Hukukun şimdiki gibi kurumlaşıp ofisi, arşivi, duruşma salonuyla bu işe tahsis edilmiş adliye binalarında tecelli etmediği; bir biçimde yetkili kılınmış yargıcın/kadının ikametgâhının kullanıldığı zamanlarda gerçekleşen karmaşık vakaların ortak yanları adil ve ahlaki değerlerle kavranıp başa çıkılmazlıklarıydı. Brecht dahil değme epik kurmacaya taş çıkartacak “Kırık testi” oyunu alelade bir testinin kırılmasının bütün köyü saçmalığıyla meşgul edip kırılgan dengeleri altüst ederken başka geçiştirilmiş saçmalıkları da ifşa olmaya zorlayıp nice sırları döküp-saçışını sergiliyor… Munis, empatik, adil at tüccarı Kohlhaas’ın hikayesinde, feodal zorbanın haksızlığına karşı ne hukuk ne siyaset mercilerinde bir sosyal sığınak bulamayıp Dexter’vari bir seri katile dönüşmesine tanık oluyoruz.

Boşuna değil Kafka’nın Kleist’a hayranlığı; kendininkilerden bile daha başa çıkılmaz kasvetli, derin karamsarlık mahsulü, adaleti semtine uğratmayacak senaryolarlar bunlar.

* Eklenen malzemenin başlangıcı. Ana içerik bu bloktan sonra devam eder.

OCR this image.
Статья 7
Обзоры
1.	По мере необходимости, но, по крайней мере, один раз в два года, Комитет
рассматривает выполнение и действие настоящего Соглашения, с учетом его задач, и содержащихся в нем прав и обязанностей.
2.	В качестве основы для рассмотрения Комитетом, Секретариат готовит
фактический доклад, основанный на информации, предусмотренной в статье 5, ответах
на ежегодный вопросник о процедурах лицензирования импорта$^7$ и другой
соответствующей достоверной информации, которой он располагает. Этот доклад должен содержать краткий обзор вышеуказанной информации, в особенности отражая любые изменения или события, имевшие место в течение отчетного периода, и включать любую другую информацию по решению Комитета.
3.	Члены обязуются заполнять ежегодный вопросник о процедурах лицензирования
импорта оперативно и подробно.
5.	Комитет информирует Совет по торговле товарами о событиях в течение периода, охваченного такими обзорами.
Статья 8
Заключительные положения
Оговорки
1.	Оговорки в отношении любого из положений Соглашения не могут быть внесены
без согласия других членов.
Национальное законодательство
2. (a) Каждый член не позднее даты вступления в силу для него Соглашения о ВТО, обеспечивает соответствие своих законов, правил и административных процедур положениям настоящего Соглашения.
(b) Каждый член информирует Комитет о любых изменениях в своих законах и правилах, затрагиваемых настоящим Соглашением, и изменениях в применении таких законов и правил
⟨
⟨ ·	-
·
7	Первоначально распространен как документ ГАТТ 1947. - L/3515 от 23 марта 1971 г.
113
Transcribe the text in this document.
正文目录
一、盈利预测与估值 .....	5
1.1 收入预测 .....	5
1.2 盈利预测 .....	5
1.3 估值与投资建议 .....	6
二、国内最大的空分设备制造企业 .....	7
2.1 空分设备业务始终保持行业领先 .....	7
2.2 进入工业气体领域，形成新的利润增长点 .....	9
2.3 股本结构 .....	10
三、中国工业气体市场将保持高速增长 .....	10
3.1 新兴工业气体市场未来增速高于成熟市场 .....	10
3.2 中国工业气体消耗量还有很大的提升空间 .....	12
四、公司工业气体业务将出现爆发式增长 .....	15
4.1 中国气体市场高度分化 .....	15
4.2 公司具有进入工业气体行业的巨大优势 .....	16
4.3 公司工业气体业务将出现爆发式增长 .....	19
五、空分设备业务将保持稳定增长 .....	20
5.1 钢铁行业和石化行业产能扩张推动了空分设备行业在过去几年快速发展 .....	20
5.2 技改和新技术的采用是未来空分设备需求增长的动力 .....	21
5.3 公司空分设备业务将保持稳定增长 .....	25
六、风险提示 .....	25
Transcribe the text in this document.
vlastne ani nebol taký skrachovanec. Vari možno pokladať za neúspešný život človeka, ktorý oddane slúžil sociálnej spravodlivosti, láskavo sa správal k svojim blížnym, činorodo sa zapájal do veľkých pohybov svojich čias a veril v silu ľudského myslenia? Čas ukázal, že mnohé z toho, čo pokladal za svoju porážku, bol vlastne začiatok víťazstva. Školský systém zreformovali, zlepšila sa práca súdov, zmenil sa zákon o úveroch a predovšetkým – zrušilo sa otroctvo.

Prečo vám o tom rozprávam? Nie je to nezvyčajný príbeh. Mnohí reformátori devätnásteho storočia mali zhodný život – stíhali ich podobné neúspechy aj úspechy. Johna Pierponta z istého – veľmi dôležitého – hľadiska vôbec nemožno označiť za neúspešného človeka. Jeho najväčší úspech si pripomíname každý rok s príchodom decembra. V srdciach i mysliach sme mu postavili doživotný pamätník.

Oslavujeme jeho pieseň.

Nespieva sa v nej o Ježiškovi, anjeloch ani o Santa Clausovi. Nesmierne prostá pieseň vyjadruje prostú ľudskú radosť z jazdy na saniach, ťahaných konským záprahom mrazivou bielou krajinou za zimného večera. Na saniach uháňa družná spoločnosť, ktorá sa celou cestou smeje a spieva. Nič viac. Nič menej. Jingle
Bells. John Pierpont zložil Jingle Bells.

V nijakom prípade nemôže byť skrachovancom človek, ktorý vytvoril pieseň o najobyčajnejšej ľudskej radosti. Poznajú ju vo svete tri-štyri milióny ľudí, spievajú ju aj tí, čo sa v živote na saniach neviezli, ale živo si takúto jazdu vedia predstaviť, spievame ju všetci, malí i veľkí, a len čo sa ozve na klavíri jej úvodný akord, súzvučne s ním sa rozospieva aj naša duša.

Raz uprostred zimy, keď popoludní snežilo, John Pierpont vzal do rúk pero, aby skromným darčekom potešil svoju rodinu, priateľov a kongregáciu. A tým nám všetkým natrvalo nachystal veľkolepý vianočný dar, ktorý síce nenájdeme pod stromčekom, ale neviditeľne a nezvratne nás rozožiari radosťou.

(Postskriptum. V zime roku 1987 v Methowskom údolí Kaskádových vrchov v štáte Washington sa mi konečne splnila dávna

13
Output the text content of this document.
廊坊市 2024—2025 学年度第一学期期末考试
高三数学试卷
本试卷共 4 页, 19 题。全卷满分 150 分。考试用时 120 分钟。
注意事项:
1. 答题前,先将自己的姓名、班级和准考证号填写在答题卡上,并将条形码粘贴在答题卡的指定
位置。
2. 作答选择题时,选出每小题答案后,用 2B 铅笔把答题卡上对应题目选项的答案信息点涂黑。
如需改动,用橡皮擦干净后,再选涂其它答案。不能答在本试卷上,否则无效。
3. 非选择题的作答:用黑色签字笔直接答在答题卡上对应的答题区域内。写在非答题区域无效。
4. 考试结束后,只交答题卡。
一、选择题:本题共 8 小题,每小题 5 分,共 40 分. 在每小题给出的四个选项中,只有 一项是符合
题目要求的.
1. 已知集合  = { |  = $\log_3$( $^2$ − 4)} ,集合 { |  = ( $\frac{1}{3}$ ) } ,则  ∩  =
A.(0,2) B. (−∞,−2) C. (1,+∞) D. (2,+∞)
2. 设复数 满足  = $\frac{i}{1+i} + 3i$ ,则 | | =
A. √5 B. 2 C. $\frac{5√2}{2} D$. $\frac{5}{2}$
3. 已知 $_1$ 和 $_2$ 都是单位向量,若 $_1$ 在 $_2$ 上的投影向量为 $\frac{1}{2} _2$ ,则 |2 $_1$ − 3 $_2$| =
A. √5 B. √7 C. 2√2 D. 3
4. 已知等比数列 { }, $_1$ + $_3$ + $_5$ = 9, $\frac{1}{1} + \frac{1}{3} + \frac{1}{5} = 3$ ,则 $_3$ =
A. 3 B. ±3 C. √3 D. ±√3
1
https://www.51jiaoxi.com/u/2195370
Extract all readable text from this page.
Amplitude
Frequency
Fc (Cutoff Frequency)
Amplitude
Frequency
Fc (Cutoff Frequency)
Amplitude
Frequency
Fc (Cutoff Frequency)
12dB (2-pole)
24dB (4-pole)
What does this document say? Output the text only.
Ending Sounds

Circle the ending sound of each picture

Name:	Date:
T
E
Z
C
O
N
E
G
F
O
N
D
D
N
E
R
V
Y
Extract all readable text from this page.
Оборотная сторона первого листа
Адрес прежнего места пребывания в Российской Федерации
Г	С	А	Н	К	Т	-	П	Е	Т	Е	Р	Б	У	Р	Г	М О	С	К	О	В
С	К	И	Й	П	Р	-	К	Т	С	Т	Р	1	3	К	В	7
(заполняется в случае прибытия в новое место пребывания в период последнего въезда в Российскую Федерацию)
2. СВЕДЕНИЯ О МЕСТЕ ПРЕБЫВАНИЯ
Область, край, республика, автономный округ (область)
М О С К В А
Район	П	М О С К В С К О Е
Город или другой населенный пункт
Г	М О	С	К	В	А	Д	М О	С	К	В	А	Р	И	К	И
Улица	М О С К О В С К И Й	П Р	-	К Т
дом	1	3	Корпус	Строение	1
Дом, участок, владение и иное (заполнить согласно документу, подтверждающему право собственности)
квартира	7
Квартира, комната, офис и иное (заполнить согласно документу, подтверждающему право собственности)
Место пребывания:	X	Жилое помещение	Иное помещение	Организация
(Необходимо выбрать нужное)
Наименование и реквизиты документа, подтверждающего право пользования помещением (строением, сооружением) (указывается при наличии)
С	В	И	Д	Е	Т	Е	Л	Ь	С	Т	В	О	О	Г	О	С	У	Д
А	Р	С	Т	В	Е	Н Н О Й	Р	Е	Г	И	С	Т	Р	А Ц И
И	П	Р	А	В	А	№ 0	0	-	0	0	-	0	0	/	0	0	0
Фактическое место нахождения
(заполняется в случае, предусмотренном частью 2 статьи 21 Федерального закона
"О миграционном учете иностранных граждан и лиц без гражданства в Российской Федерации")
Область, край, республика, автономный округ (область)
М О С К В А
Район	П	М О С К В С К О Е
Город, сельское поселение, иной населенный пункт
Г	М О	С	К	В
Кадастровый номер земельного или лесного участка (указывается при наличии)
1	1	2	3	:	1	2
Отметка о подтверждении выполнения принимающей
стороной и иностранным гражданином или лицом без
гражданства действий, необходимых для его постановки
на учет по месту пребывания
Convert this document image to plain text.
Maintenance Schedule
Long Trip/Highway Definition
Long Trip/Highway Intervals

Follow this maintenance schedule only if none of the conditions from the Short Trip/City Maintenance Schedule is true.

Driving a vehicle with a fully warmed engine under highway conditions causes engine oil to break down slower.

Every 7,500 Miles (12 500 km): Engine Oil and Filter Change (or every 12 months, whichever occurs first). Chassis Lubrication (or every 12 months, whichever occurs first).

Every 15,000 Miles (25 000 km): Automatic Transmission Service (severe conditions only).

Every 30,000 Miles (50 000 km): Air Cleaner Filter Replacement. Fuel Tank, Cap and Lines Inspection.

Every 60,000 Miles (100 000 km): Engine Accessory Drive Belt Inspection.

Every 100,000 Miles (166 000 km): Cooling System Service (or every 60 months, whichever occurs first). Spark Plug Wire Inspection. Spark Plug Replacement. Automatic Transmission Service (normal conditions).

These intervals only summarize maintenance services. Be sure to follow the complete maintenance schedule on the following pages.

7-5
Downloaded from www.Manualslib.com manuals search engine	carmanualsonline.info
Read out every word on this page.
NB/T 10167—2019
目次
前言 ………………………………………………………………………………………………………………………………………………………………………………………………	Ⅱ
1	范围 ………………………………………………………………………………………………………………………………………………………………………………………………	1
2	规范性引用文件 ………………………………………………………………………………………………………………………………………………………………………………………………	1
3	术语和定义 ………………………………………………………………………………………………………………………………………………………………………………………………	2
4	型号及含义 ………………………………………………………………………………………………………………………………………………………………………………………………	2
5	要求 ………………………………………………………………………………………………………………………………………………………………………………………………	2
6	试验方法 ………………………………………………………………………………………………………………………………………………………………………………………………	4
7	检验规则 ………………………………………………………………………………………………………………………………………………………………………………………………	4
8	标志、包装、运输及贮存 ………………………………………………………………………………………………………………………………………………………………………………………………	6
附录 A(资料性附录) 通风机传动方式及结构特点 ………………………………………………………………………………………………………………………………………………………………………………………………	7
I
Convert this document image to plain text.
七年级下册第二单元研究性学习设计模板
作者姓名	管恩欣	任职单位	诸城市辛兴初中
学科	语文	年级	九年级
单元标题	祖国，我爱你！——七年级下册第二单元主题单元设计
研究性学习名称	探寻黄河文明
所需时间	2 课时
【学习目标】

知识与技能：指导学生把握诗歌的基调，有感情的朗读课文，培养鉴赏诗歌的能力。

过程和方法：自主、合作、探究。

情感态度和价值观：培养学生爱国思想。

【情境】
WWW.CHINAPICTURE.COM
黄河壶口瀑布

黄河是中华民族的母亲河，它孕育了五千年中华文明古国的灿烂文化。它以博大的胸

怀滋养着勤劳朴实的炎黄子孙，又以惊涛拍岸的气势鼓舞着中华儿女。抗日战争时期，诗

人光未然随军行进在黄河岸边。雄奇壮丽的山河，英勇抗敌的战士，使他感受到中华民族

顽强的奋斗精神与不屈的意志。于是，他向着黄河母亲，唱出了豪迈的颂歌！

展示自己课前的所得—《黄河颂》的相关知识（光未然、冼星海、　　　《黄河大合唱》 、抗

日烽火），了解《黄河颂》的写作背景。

Hollywood’a iyi soylu ortaçağ dramı senaryosu olmaya yatkın uzun hikaye “Düello”, ifşa edilmeden anlatılamayacak aşikârlıkta bir vakanın bile hukukla din arasında gidip gelirken ahlaka nefes aldırtmayan bir komploya dönüşüp kan çıkmadan çözülemeyişinin çok yönlü açmazının hikayesi.

 

 

Kleist’da hazza ilişkin bedensel deneyim estetikle daha az ilişkili, mucizevi ve ayinseldir. “Cecilia ya da müziğin gücü (bir efsane)” hikayesinde Protestanlığı seçip buluştukları Aachen’da kentlileri de uyarmak için bir ayini provoke etmeyi seçen 4 kardeş, o ayinin müziğiyle geri dönülmez şekilde kendilerinden geçerek adım adım uzatılmış trajik sonlarına yol alırlar.

 

3-Bir 20. Yüzyıl Ütopisti                       

 

Morris de Kleist da bir bakıma Karl Popper’in 20. Yüzyıldaki açık toplum düşünün birer yüzyıl arayla erken habercileriydi. Farkları, toplumsal seyrin oluşlara açıklığıyla yetinmeyip, Morris’in hazla bezenmiş özgürlüğe, Kleist’ın vicdanın teminatındaki  adalete doğru seyretmesini özlemeleriydi. Kleist’ın kurmacalarının hep mahkeme sahnesi olması da toplumun adaleti hep elden kaçırmaya mahkum kaygan ve ikircikli ilişkiler örgüsünün çeşitli veçhelerinin sergilenmesiyle ilgilidir. Kurumsallaşmamış şekliyle derme-çatma yerlerde aranan adalet bir yandan da vicdanın kurumsal anayurdu dinle rekabet içinde kendine yer açma sürecindedir.

Popper’in ütopyası yüzyılına damga vuracak ağırlıkla  sosyalliklerin kaynağı olamamışsa da kitle iletişimini söz (anlatı ve fikir) ve sesi (müzik) değişim değerini berteraf edip kalite ve birikimi kullanım değeri olarak benimsemiş dayanışmacı bir modelle ve oluşlara açıklık ilkesiyle varlığını sürdüren Açık Radyo gibi oluşumlara ismine kadar verdiği ilhamla etkili olmuştur .  

 

A.Gaudi, Casa Battlo, Bacalar

4-Peki ya biz?                                     

 

Aydınlanmaya buralardan karşılık aramak boşuna. O dönem pas geçilmiş bir kere; ama endüstri toplumuna estetik reaksiyonun karşılığı var: Sosyalist değildi ama hakikati dini/ruhani/idealist motiflerle Morris ve Ruskin’e yakın yerlerde arayan rahmetli Turgut Cansever vardı.